Les discours politiques sont plutôt dans un registre d’apaisement et de nuance mais pour affirmer une logique de réassurance nationale, on fait également l’amalgame en désignant des cibles qui redeviennent des cibles communautaires : non, les musulmans ne sont pas coupables mais ils sont un peu responsables. Quand Manuel Valls, après Charlie, dit que les banlieues sont des ghettos et qu’il y a une situation d’apartheid, il dit une chose fausse. Mais surtout il fait un lien mécanique entre la misère sociale, le chômage et le terrorisme. Le vivier du terrorisme n’est pas la crise de l’islam ou celle des banlieues mais la crise de la société française dans ces facettes multiples. Celle-ci permet à un jeune juif de Lunel de partir au djihad avec un fils de gendarme ou à un fils d’immigré de se transformer en terroriste.

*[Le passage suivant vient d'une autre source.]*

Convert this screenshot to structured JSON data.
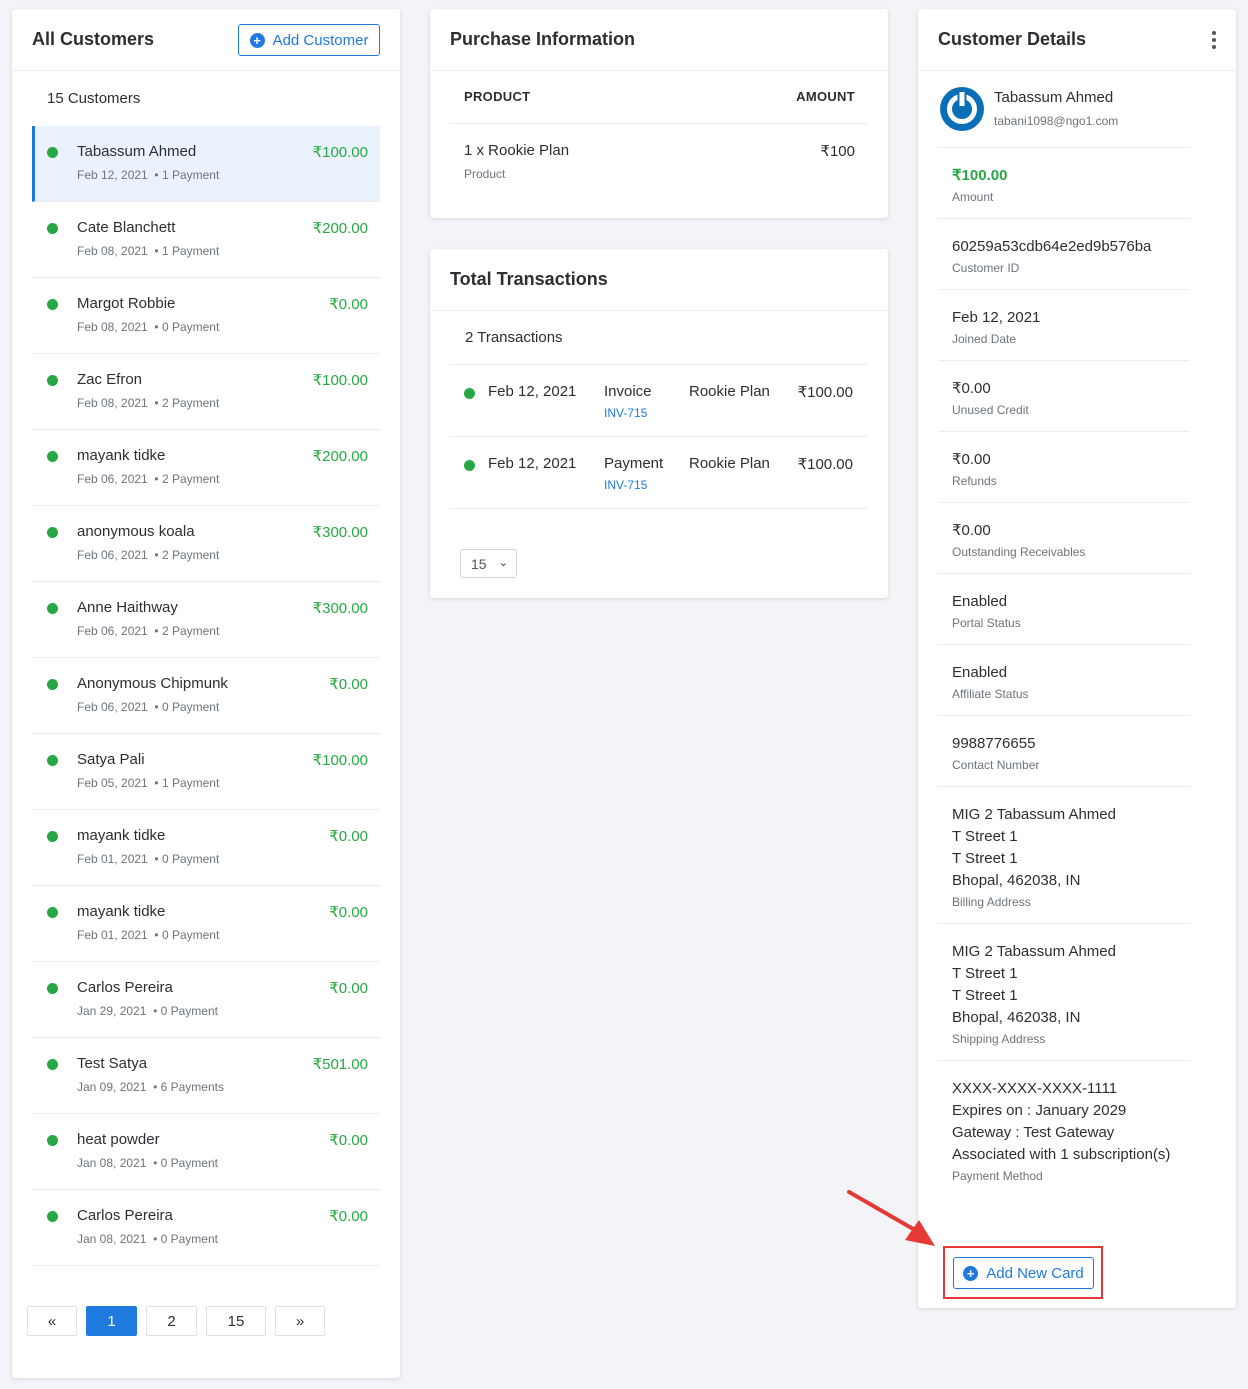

Faire le lien avec une crise sociale vient justifier le recours à la violence. Après tout, quand les combattants de l’apartheid commettaient des attentats, ils étaient légitimes dans leur lutte politique…

C’est ce qu’exprimait Manuel Valls en parlant d’apartheid alors même qu’il était dans une posture d’homme politique de gauche. Là, il a tort. Le terrorisme, c’est des réseaux de recruteurs, des stratèges et une capacité à manipuler des armes. Non pas seulement techniquement mais en allant à une terrasse de café, voir des gens mourir sous ses balles et continuer à tirer. Cela ne s’improvise pas, cela suppose un conditionnement psychologique. Cela suppose aussi la volonté de prendre pour cible une société où des liens forts existent quelles que soient les origines ou les religions. Regardez le nombre de mariages mixtes en France. C’est aussi cette France-là que les terroristes souhaitent viser.

Mais certains Marseillais musulmans craignent d’être également des cibles…

La crainte de l’amalgame ne doit pas empêcher d’affirmer le moment de compassion et de deuil. Le drapeau français provoque des réactions sans commune mesure avec les débats créés après Charlie. Le slogan « pas entre notre nom » très développé aux USA ou en Angleterre ne passait pas vraiment après le 7 janvier. Aujourd’hui, nous sommes dans un double traumatisme qui traverse notre société : celui lié à la violence aveugle vécue par tous les Français et le traumatisme lié à la crainte de représailles.


[1] Vincent Geisser est chargé de recherches à l’Institut de recherches et d’études sur le monde arabe et musulman (CNRS / université Aix-Marseille). Il était détaché à l’Institut français du Proche-Orient de 2011 à 2015.